There are people we want to be around with and people we’d rather avoid. Affective presence or how we make other people feel is an interesting psychological concept that was the subject of a study led by Ph.D candidate Raul Berrios. His research study suggests that the way we make others feel could depend in our disposition, such as our tendency toward optimism.
For the purpose of the study, 40 students participated on a speed-dating scenario, producing a total of 134 four-minute dates. After each date, they had to immediately report how their partner had made them feel from one of eight emotions: sad, happy, angry, enthusiastic, bored, stressed, calm, or relaxed.

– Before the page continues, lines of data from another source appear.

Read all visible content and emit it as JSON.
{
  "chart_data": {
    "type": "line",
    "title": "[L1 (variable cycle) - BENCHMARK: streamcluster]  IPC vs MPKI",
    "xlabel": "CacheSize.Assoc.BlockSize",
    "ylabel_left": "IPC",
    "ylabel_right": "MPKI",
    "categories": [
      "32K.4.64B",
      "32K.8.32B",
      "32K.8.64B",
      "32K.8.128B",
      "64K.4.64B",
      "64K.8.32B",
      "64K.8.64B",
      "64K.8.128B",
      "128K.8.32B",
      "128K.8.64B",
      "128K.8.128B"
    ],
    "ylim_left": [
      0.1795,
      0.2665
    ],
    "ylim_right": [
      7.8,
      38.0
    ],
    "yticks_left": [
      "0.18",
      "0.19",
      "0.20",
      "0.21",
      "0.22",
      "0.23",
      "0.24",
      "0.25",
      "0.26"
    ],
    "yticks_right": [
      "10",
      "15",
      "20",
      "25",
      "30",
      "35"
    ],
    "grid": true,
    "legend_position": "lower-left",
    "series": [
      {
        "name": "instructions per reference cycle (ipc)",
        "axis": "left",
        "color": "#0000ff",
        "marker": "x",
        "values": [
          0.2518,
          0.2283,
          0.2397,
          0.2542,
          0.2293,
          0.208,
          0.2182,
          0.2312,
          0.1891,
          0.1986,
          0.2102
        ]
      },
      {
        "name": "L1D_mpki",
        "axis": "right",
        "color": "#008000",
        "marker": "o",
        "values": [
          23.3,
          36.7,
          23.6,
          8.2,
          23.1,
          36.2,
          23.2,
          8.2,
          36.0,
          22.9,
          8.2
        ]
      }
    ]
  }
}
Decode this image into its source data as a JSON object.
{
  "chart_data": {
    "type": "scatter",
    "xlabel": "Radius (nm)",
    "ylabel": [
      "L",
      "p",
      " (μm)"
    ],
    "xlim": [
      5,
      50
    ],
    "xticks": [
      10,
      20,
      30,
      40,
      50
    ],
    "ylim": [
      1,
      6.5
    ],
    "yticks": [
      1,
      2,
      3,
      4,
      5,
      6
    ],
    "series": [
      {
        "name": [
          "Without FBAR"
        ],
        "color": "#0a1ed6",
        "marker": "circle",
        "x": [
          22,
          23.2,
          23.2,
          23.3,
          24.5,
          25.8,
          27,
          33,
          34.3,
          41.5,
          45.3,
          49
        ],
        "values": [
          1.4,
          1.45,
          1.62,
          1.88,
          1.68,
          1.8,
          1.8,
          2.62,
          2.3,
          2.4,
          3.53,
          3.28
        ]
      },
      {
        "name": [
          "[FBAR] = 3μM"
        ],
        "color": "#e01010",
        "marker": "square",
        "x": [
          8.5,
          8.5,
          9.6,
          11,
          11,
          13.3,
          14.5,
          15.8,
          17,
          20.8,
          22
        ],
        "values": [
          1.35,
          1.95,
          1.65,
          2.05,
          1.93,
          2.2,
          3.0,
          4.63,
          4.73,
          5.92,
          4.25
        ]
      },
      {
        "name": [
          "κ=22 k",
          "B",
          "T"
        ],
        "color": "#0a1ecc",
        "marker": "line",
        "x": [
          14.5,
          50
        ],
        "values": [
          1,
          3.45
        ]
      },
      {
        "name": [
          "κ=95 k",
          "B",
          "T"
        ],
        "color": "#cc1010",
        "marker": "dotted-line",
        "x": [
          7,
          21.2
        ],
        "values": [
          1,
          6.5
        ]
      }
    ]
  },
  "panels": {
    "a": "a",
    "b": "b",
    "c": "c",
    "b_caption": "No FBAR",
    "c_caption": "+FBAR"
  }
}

Interestingly, the researchers found that certain people were consistently rated in the same way, leading to the conclusion that certain emotions are constantly elicited. In the words of Berrios, “…some people indeed tended to make others feel a certain way.”
There are two most common feelings that people tend to elicit in others, according to the study: enthusiasm and boredom. As expected when looking for a potential romantic partner, people who bring out excitement or arousal get much more attention. Furthermore, the results suggested that the better you are at regulating your own emotions, the more you tend to make people feel good.
In reflection to his study, Berrios remarked, “People usually believe that they are what they think… But the affective presence phenomenon suggests that we also ‘are’ what we create in others, such as certain emotions.”